According to a Wisconsin Interscholastic Athletic Association press release, there is an ever-increasing issue that could put a kink in the return-to-play plans in Wisconsin and across the country: a shortage of officials – as in referees and umpires – that borders on catastrophic in some sports and in some parts of the nation.
The shortage of officials in high school – and middle school – sports has been a growing concern for several years; however, the pandemic has moved the issue to heightened levels.
Registration of officials across the country is down about 30 percent this year, according to the National Association of Sports Officials.
In a football officials association in California, nearly two-thirds of its members opted out of officiating this year, and in Georgia, one middle school had to cancel its baseball season due to a lack of umpires.
In some cases, the number of available officials has declined due to health-related reasons because of people opting because of the pandemic.
For other officials, however, the pandemic was a secondary concern compared to the verbal abuse they receive from fans – mostly parents. It is particularly hard for rookie officials to overcome the verbal shots they hear from parents.

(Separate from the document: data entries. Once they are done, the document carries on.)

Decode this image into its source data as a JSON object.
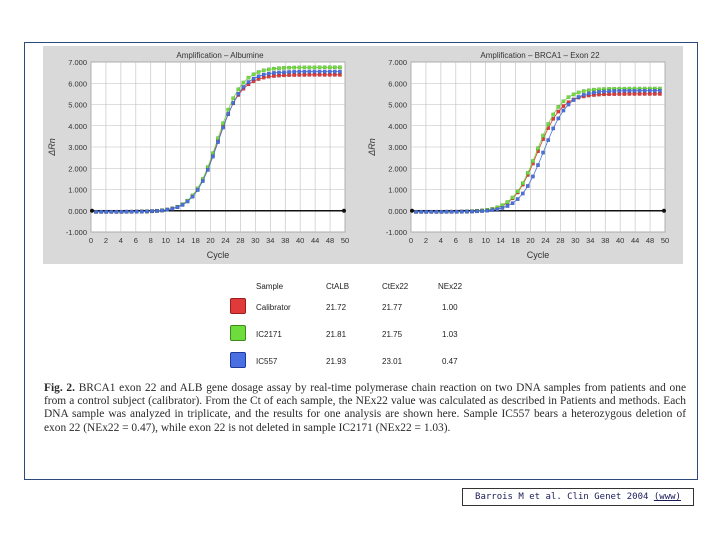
{
  "colors": {
    "calibrator": "#e03a3a",
    "sample_2171": "#6fdc3e",
    "sample_557": "#4a6fe0",
    "background": "#d9d9d9",
    "baseline": "#111111"
  },
  "chart_data": [
    {
      "type": "line",
      "title": "Amplification – Albumine",
      "xlabel": "Cycle",
      "ylabel": "ΔRn",
      "xlim": [
        0,
        50
      ],
      "ylim": [
        -1.0,
        7.0
      ],
      "x_ticks": [
        "0",
        "2",
        "4",
        "6",
        "8",
        "10",
        "14",
        "18",
        "20",
        "24",
        "28",
        "30",
        "34",
        "38",
        "40",
        "44",
        "48",
        "50"
      ],
      "y_ticks": [
        "7.000",
        "6.000",
        "5.000",
        "4.000",
        "3.000",
        "2.000",
        "1.000",
        "0.000",
        "-1.000"
      ],
      "y_tick_values": [
        7,
        6,
        5,
        4,
        3,
        2,
        1,
        0,
        -1
      ],
      "grid": true,
      "series": [
        {
          "name": "Calibrator",
          "color": "#e03a3a",
          "ct": 21.72,
          "plateau": 6.45
        },
        {
          "name": "IC2171",
          "color": "#6fdc3e",
          "ct": 21.81,
          "plateau": 6.8
        },
        {
          "name": "IC557",
          "color": "#4a6fe0",
          "ct": 21.93,
          "plateau": 6.6
        }
      ]
    },
    {
      "type": "line",
      "title": "Amplification – BRCA1 – Exon 22",
      "xlabel": "Cycle",
      "ylabel": "ΔRn",
      "xlim": [
        0,
        50
      ],
      "ylim": [
        -1.0,
        7.0
      ],
      "x_ticks": [
        "0",
        "2",
        "4",
        "6",
        "8",
        "10",
        "14",
        "18",
        "20",
        "24",
        "28",
        "30",
        "34",
        "38",
        "40",
        "44",
        "48",
        "50"
      ],
      "y_ticks": [
        "7.000",
        "6.000",
        "5.000",
        "4.000",
        "3.000",
        "2.000",
        "1.000",
        "0.000",
        "-1.000"
      ],
      "y_tick_values": [
        7,
        6,
        5,
        4,
        3,
        2,
        1,
        0,
        -1
      ],
      "grid": true,
      "series": [
        {
          "name": "Calibrator",
          "color": "#e03a3a",
          "ct": 21.77,
          "plateau": 5.55
        },
        {
          "name": "IC2171",
          "color": "#6fdc3e",
          "ct": 21.75,
          "plateau": 5.8
        },
        {
          "name": "IC557",
          "color": "#4a6fe0",
          "ct": 23.01,
          "plateau": 5.7
        }
      ]
    },
    {
      "type": "table",
      "headers": [
        "Sample",
        "CtALB",
        "CtEx22",
        "NEx22"
      ],
      "rows": [
        {
          "sample": "Calibrator",
          "ct_alb": "21.72",
          "ct_ex22": "21.77",
          "nex22": "1.00",
          "color": "#e03a3a"
        },
        {
          "sample": "IC2171",
          "ct_alb": "21.81",
          "ct_ex22": "21.75",
          "nex22": "1.03",
          "color": "#6fdc3e"
        },
        {
          "sample": "IC557",
          "ct_alb": "21.93",
          "ct_ex22": "23.01",
          "nex22": "0.47",
          "color": "#4a6fe0"
        }
      ]
    }
  ],
  "caption": {
    "label": "Fig. 2.",
    "text": "BRCA1 exon 22 and ALB gene dosage assay by real-time polymerase chain reaction on two DNA samples from patients and one from a control subject (calibrator). From the Ct of each sample, the NEx22 value was calculated as described in Patients and methods. Each DNA sample was analyzed in triplicate, and the results for one analysis are shown here. Sample IC557 bears a heterozygous deletion of exon 22 (NEx22 = 0.47), while exon 22 is not deleted in sample IC2171 (NEx22 = 1.03)."
  },
  "citation": {
    "text": "Barrois M et al. Clin Genet 2004",
    "link": "(www)"
  }
}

In an article in the Salt Lake City Deseret News, Jeff Cluff, assistant director in charge of officials for the UHSAA, had the following to say about unruly fans in his state: “Parents are out of control. … Because of the club and super-league culture, they think these games mean everything; we don’t look at it that way in high school. Kids are learning, the officials are learning, the coaches are learning. We have lots of people who are interested in officiating. If we could keep these officials, we’d be fine.”
Schools in Wisconsin need two things: more individuals to consider officiating and an improvement in fan behavior so that officials don’t have to deal with verbal abuse and can feel good about continuing to officiate.

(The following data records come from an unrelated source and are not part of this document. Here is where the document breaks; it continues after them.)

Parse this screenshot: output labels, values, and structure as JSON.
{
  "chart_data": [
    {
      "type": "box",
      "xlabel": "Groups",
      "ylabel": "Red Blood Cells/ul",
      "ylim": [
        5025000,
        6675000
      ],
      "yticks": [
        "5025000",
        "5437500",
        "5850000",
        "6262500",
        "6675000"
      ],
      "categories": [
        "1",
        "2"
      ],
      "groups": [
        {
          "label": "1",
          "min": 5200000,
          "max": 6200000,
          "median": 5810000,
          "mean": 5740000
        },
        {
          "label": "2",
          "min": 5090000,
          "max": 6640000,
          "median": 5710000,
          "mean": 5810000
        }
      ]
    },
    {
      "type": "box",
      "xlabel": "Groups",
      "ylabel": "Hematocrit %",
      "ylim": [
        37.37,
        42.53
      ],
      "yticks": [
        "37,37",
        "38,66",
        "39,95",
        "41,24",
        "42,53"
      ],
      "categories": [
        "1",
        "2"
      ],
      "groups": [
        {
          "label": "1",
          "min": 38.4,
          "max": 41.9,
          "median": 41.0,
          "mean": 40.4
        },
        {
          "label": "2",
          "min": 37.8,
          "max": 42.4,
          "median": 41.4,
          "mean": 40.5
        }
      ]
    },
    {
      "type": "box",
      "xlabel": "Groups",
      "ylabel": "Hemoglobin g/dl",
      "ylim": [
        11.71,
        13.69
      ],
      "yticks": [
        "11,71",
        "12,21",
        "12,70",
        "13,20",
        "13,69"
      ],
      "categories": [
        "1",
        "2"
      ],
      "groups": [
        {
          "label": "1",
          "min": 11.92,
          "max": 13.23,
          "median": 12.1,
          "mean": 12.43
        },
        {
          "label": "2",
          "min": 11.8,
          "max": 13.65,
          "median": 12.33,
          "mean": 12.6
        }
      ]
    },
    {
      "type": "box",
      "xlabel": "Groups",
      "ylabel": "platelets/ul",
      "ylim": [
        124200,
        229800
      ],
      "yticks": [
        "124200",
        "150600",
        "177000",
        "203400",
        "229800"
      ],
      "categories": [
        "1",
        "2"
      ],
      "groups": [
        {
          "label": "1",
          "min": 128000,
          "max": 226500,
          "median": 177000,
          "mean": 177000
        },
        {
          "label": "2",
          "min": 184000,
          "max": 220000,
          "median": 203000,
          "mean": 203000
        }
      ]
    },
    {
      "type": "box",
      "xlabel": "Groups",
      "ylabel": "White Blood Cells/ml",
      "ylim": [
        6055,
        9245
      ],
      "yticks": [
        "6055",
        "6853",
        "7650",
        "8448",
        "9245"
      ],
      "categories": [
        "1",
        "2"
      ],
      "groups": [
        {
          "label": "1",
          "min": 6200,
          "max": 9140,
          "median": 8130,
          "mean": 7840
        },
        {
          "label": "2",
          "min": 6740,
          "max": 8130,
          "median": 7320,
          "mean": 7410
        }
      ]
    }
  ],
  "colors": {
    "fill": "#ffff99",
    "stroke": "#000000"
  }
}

Those interested in signing up to become a WIAA-licensed official should visit: http://www.wiaawi.org/Officials/Become-an-Official.

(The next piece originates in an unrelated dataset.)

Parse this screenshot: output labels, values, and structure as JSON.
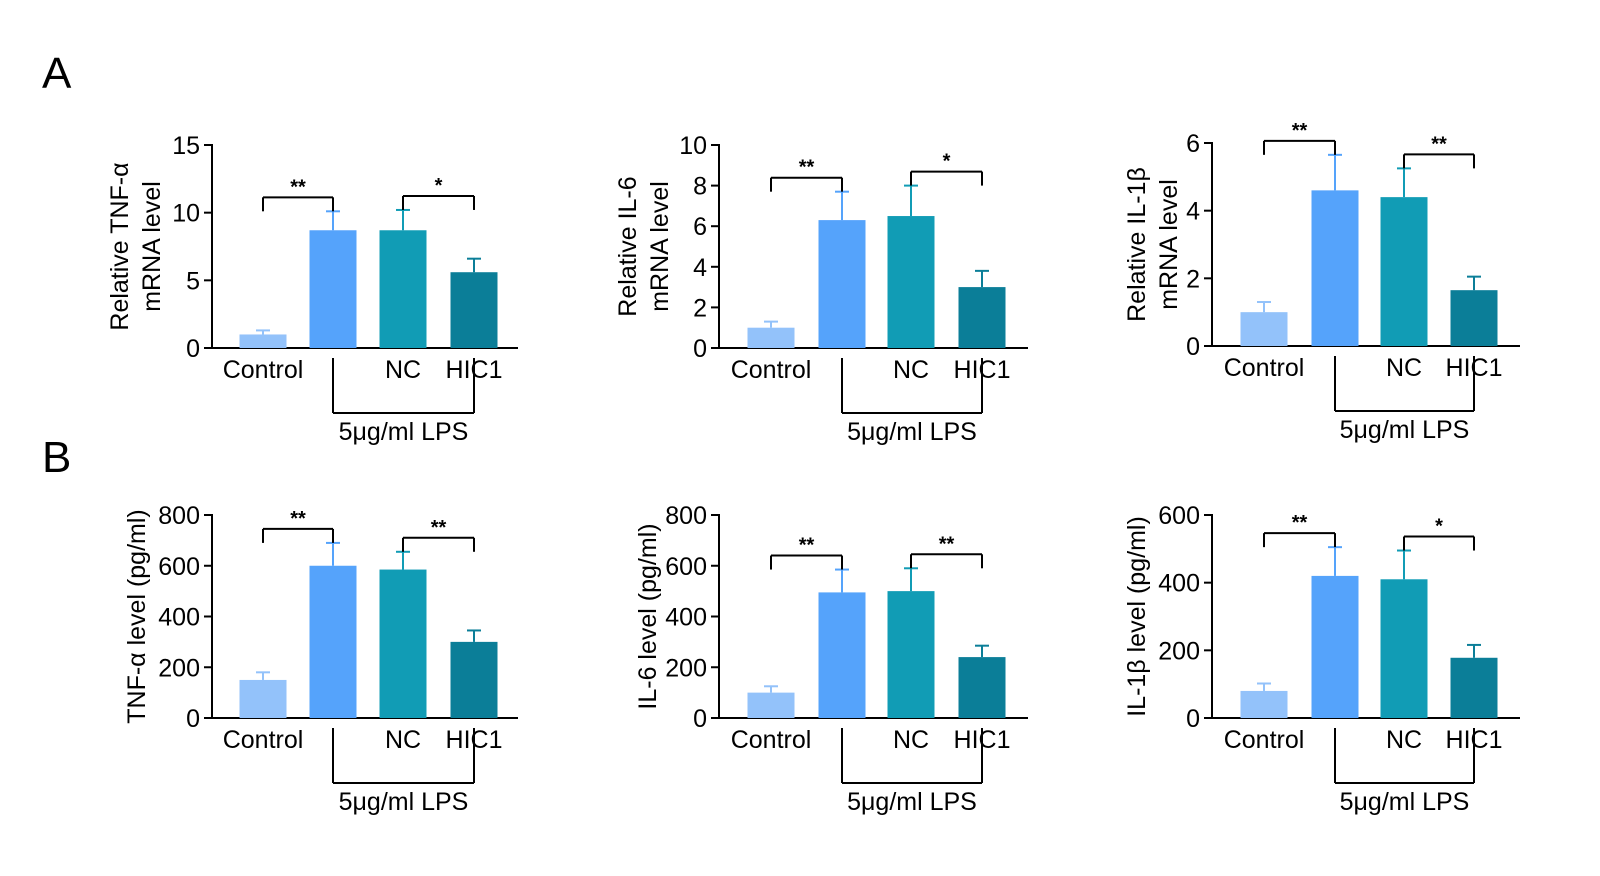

HEY, WE’VE BEEN HERE BEFORE
Two state tournaments will be held at their usual sites: UW-La Crosse (track) and Uihlein Park (girls soccer).
State track, held in the city since 1990, is June 24-26 over a three-day period because events for both genders will be conducted in one day for each of the respective three divisions.
State soccer, held in Milwaukee since 2004, is June 24-25, pending WIAA Board of Control approval. The four-division tournament will use both fields simultaneously for the semifinal games, and there will be unrestricted attendance.
GIRLS GO TO LA CROSSE
The first WIAA girls state wrestling tournament has been scheduled for Jan. 29 at the La Crosse Center.
Mask mandates for spectators has been removed from the COVID-19 guidelines for outdoor spring state tournaments if appropriate social distancing can be attained. Masks are encouraged for everyone not participating if social distancing is difficult. Masks remain required for spectators for any competitions conducted indoors. In addition, the pandemic guidelines for quarantining after close contact with a confirmed case of the virus was reduced from 14 days to six days for the spring tournament series if symptom free. Vaccinated athletes are not required to be quarantined for close contact if they are symptom free.